On Saturday morning I arrived at Woodcock to find the male with a tiny chick riding on his back. The female was on the nest 200 meters away, incubating the second egg, which by now might have produced a second chick. As the sun rose above the horizon that day, intruders criss-crossed the airspace above the territory. Two such “flyovers” were especially enlightening. At 535, two intruders began to descend as they crossed the lake, preparing to land next to the male, near the lake’s center. The male crouched down, dumping the chick into the water, and uncorked a deafening yodel at just this moment. In response, the two flyers checked their glide down towards the lake, flapped rapidly to regain lost altitude, and flew off to try their luck elsewhere. Seventeen minutes later, this pattern was repeated. This time a lone flyer crossed just above my canoe, descended to within three meters of the lake surface — the whistling of wind across its wings easily audible in the morning stillness — before hearing the male’s acoustic objection and beating its wings desperately to abort the landing and ascend.
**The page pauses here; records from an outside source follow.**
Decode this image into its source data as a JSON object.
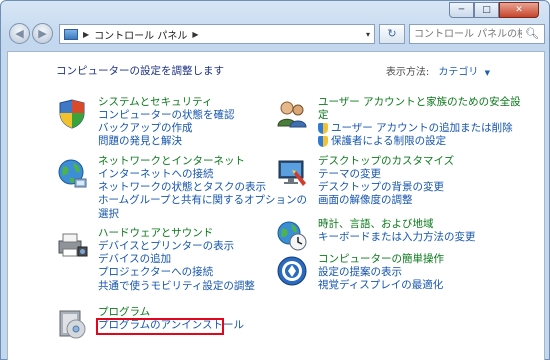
{
  "titlebar": {
    "minimize": "─",
    "maximize": "□",
    "close": "✕"
  },
  "nav": {
    "back": "◀",
    "forward": "▶",
    "breadcrumb": "コントロール パネル",
    "sep": "▶",
    "dropdown": "▾",
    "refresh": "↻",
    "search_placeholder": "コントロール パネルの検索",
    "search_icon": "magnifier-icon"
  },
  "main": {
    "heading": "コンピューターの設定を調整します",
    "view_by_label": "表示方法:",
    "view_by_value": "カテゴリ",
    "view_by_arrow": "▼"
  },
  "categories": [
    {
      "id": "system-security",
      "icon": "shield-check-icon",
      "title": "システムとセキュリティ",
      "links": [
        "コンピューターの状態を確認",
        "バックアップの作成",
        "問題の発見と解決"
      ]
    },
    {
      "id": "network-internet",
      "icon": "globe-network-icon",
      "title": "ネットワークとインターネット",
      "links": [
        "インターネットへの接続",
        "ネットワークの状態とタスクの表示",
        "ホームグループと共有に関するオプションの",
        "選択"
      ]
    },
    {
      "id": "hardware-sound",
      "icon": "printer-camera-icon",
      "title": "ハードウェアとサウンド",
      "links": [
        "デバイスとプリンターの表示",
        "デバイスの追加",
        "プロジェクターへの接続",
        "共通で使うモビリティ設定の調整"
      ]
    },
    {
      "id": "programs",
      "icon": "programs-disc-icon",
      "title": "プログラム",
      "links": [
        "プログラムのアンインストール"
      ]
    },
    {
      "id": "user-accounts",
      "icon": "users-icon",
      "title": "ユーザー アカウントと家族のための安全設",
      "title2": "定",
      "links": [
        "ユーザー アカウントの追加または削除",
        "保護者による制限の設定"
      ]
    },
    {
      "id": "appearance",
      "icon": "desktop-paint-icon",
      "title": "デスクトップのカスタマイズ",
      "links": [
        "テーマの変更",
        "デスクトップの背景の変更",
        "画面の解像度の調整"
      ]
    },
    {
      "id": "clock-region",
      "icon": "clock-globe-icon",
      "title": "時計、言語、および地域",
      "links": [
        "キーボードまたは入力方法の変更"
      ]
    },
    {
      "id": "ease-of-access",
      "icon": "ease-of-access-icon",
      "title": "コンピューターの簡単操作",
      "links": [
        "設定の提案の表示",
        "視覚ディスプレイの最適化"
      ]
    }
  ],
  "annotation": {
    "highlight_color": "#e3061a"
  }
}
Though we had statistical evidence to suggest that male loons used yodels to repel specific intruders, I had never observed as clearly the effective targeting of flying intruders by a yodeling male. While songbirds sing incessantly during the spring in nonspecific fashion — that is, they sing repeatedly over hours, days and weeks to communicate their readiness to mate to any female in the vicinity and/or their willingness to defend their territory to any male that happens to be nearby — male loons seem to use yodels with surgical precision. In other words, loon males yodel rarely, and when they do, they aim their yodel at a specific target with a specific goal in mind.

Why are male loons so stingy with their yodels? Two possibilities come to mind. First, yodels appear to have a relatively high metabolic cost compared to songs of other animals. Perhaps, then, mere energy conservation places a limit on the frequency of this call. Second, Jay Mager’s work has shown that males reveal both their physical size and their physical condition when they yodel. By yodeling, therefore, a male might convey information about himself that he would prefer to keep private. Of course, a large male in good physical condition should be more apt to yodel, one might argue, whereas a small, ailing male should keep his bill shut so as to avoid an eviction attempt by a rival passing overhead.

I look forward to testing the prediction that male loons yodel rarely — and vary systematically from one to another in their tendency to emit the vocalization — as a means to avoid sharing information about themselves. That is a clear, well-grounded prediction that might produce an important finding. But my morning on Woodcock reminded me of a great benefit that I earn from spending time in the field observing loons. One can spend countless hours entering data and churning through statistical analyses to reach a rock-solid conclusion about animal behavior (and I do). But the occasional “Eureka” moment spent with animals in the field is invaluable.